白芙蓉還是很虛弱,說出來的話也有氣無力,說幾句就要咳上一會兒。鳳羽珩安慰衆人:“已經好得很快了,再養幾個月,我確保她在大年的時候就可以自常生活,樣貌就算恢復不了全部,也能恢復到八成以上。”
白芙蓉心中感激,卻也知道這是自己在懸崖邊爲自己選擇的生路,當初若有一步走錯,今日就不是這般局面。不只她沒命,父親也活不成,這些姐妹,同樣也是辜負了。

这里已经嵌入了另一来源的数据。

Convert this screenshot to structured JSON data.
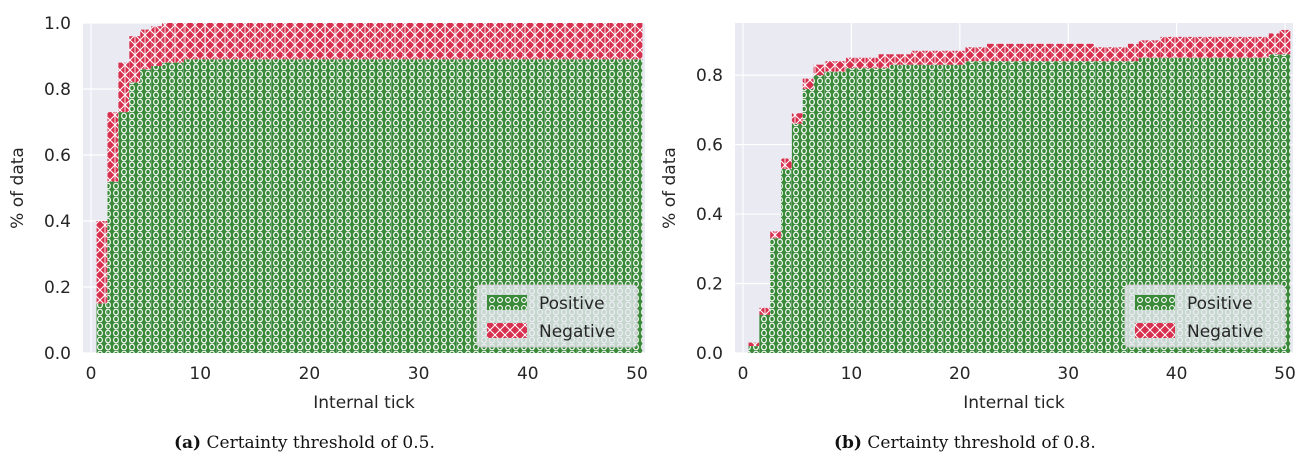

幾人又說了會兒話,期間,任惜風提到已經有人開始到將軍府去提親,形形色色什麼人都有。而風天玉也表示同樣命運,且家裏已有中意的人,也許很快就要定下了。
鳳羽珩聽着感慨,古代女子成婚過早,早到她們自己都不清楚什麼樣的人該愛什麼樣的人不該愛,就到了及笄出嫁之齡。可是再想想,就算清楚什麼樣的人該愛,又能如何呢?古時婚姻沒有自由,一切以家族意願爲重,甚至越是這樣的名門之女,越是無可奈何。

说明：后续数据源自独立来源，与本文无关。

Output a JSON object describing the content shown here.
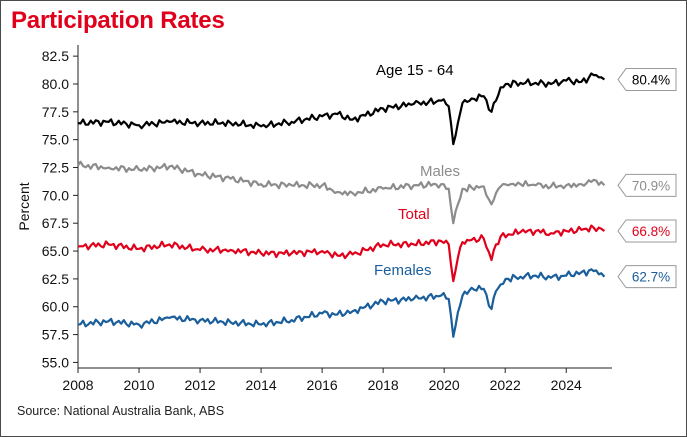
{
  "title": "Participation Rates",
  "source": "Source: National Australia Bank, ABS",
  "chart_data": {
    "type": "line",
    "title": "Participation Rates",
    "xlabel": "",
    "ylabel": "Percent",
    "xlim": [
      2008,
      2025.5
    ],
    "ylim": [
      54.5,
      83.5
    ],
    "yticks": [
      55.0,
      57.5,
      60.0,
      62.5,
      65.0,
      67.5,
      70.0,
      72.5,
      75.0,
      77.5,
      80.0,
      82.5
    ],
    "ytick_labels": [
      "55.0",
      "57.5",
      "60.0",
      "62.5",
      "65.0",
      "67.5",
      "70.0",
      "72.5",
      "75.0",
      "77.5",
      "80.0",
      "82.5"
    ],
    "xticks": [
      2008,
      2010,
      2012,
      2014,
      2016,
      2018,
      2020,
      2022,
      2024
    ],
    "xtick_labels": [
      "2008",
      "2010",
      "2012",
      "2014",
      "2016",
      "2018",
      "2020",
      "2022",
      "2024"
    ],
    "grid": false,
    "legend": "none",
    "series": [
      {
        "name": "Age 15 - 64",
        "color": "#000000",
        "end_label": "80.4%",
        "x": [
          2008.0,
          2009.0,
          2010.0,
          2011.0,
          2012.0,
          2013.0,
          2014.0,
          2015.0,
          2016.0,
          2016.5,
          2017.0,
          2018.0,
          2019.0,
          2019.9,
          2020.15,
          2020.3,
          2020.45,
          2020.6,
          2020.9,
          2021.3,
          2021.55,
          2021.7,
          2021.85,
          2022.1,
          2022.5,
          2023.0,
          2023.5,
          2024.0,
          2024.5,
          2024.9,
          2025.15,
          2025.25
        ],
        "y": [
          76.5,
          76.6,
          76.3,
          76.6,
          76.5,
          76.5,
          76.2,
          76.6,
          77.1,
          77.3,
          76.8,
          77.8,
          78.2,
          78.5,
          78.0,
          74.6,
          76.5,
          78.3,
          78.7,
          78.9,
          77.5,
          78.5,
          79.7,
          80.0,
          80.1,
          80.1,
          80.0,
          80.3,
          80.2,
          80.8,
          80.6,
          80.4
        ]
      },
      {
        "name": "Males",
        "color": "#8c8c8c",
        "end_label": "70.9%",
        "x": [
          2008.0,
          2009.0,
          2010.0,
          2011.0,
          2012.0,
          2013.0,
          2014.0,
          2015.0,
          2016.0,
          2016.5,
          2017.0,
          2018.0,
          2019.0,
          2019.9,
          2020.15,
          2020.3,
          2020.45,
          2020.6,
          2020.9,
          2021.3,
          2021.55,
          2021.7,
          2021.85,
          2022.1,
          2022.5,
          2023.0,
          2023.5,
          2024.0,
          2024.5,
          2024.9,
          2025.15,
          2025.25
        ],
        "y": [
          72.7,
          72.5,
          72.3,
          72.6,
          71.9,
          71.5,
          71.0,
          70.9,
          70.9,
          70.3,
          70.2,
          70.6,
          70.9,
          71.0,
          70.6,
          67.5,
          69.2,
          70.6,
          70.7,
          70.8,
          69.2,
          70.2,
          70.8,
          70.9,
          71.0,
          70.9,
          70.8,
          70.9,
          71.0,
          71.4,
          71.2,
          70.9
        ]
      },
      {
        "name": "Total",
        "color": "#e0001b",
        "end_label": "66.8%",
        "x": [
          2008.0,
          2009.0,
          2010.0,
          2011.0,
          2012.0,
          2013.0,
          2014.0,
          2015.0,
          2016.0,
          2016.5,
          2017.0,
          2018.0,
          2019.0,
          2019.9,
          2020.15,
          2020.3,
          2020.45,
          2020.6,
          2020.9,
          2021.3,
          2021.55,
          2021.7,
          2021.85,
          2022.1,
          2022.5,
          2023.0,
          2023.5,
          2024.0,
          2024.5,
          2024.9,
          2025.15,
          2025.25
        ],
        "y": [
          65.4,
          65.6,
          65.2,
          65.6,
          65.1,
          65.1,
          64.8,
          64.8,
          65.0,
          64.6,
          64.7,
          65.6,
          65.6,
          65.9,
          65.6,
          62.3,
          64.4,
          65.8,
          66.0,
          66.1,
          64.2,
          65.6,
          66.3,
          66.5,
          66.7,
          66.8,
          66.6,
          66.8,
          66.9,
          67.1,
          67.0,
          66.8
        ]
      },
      {
        "name": "Females",
        "color": "#1a5e9b",
        "end_label": "62.7%",
        "x": [
          2008.0,
          2009.0,
          2010.0,
          2011.0,
          2012.0,
          2013.0,
          2014.0,
          2015.0,
          2016.0,
          2016.5,
          2017.0,
          2018.0,
          2019.0,
          2019.9,
          2020.15,
          2020.3,
          2020.45,
          2020.6,
          2020.9,
          2021.3,
          2021.55,
          2021.7,
          2021.85,
          2022.1,
          2022.5,
          2023.0,
          2023.5,
          2024.0,
          2024.5,
          2024.9,
          2025.15,
          2025.25
        ],
        "y": [
          58.4,
          58.7,
          58.4,
          59.0,
          58.8,
          58.6,
          58.4,
          58.8,
          59.4,
          59.3,
          59.6,
          60.5,
          60.7,
          61.0,
          60.7,
          57.3,
          59.5,
          61.0,
          61.7,
          61.6,
          59.8,
          61.4,
          62.0,
          62.5,
          62.7,
          62.8,
          62.6,
          62.8,
          63.1,
          63.2,
          63.0,
          62.7
        ]
      }
    ]
  }
}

白芙蓉的身體坐不了太久,幾人聊了一會兒也就離開了,相約月夕之後再過來看她。
臨走時,鳳羽珩親自相送,將任惜風和風天玉分別送上馬車之後,玄天歌卻是沒着急走,拉着她到邊上又聊了起來:“阿珩,你可知昨日姚夫人到王府去了?”
鳳羽珩一愣,“王府?哪個王府?”
玄天歌嘆氣,“文宣王府。”
她到是沒有多詫異,只道:“是去看嵐姨了。”
卻見玄天歌搖了頭,告訴她:“看我母妃是幌子,真正的目地,是從我母妃手裏求了一張月夕宮宴的請貼。”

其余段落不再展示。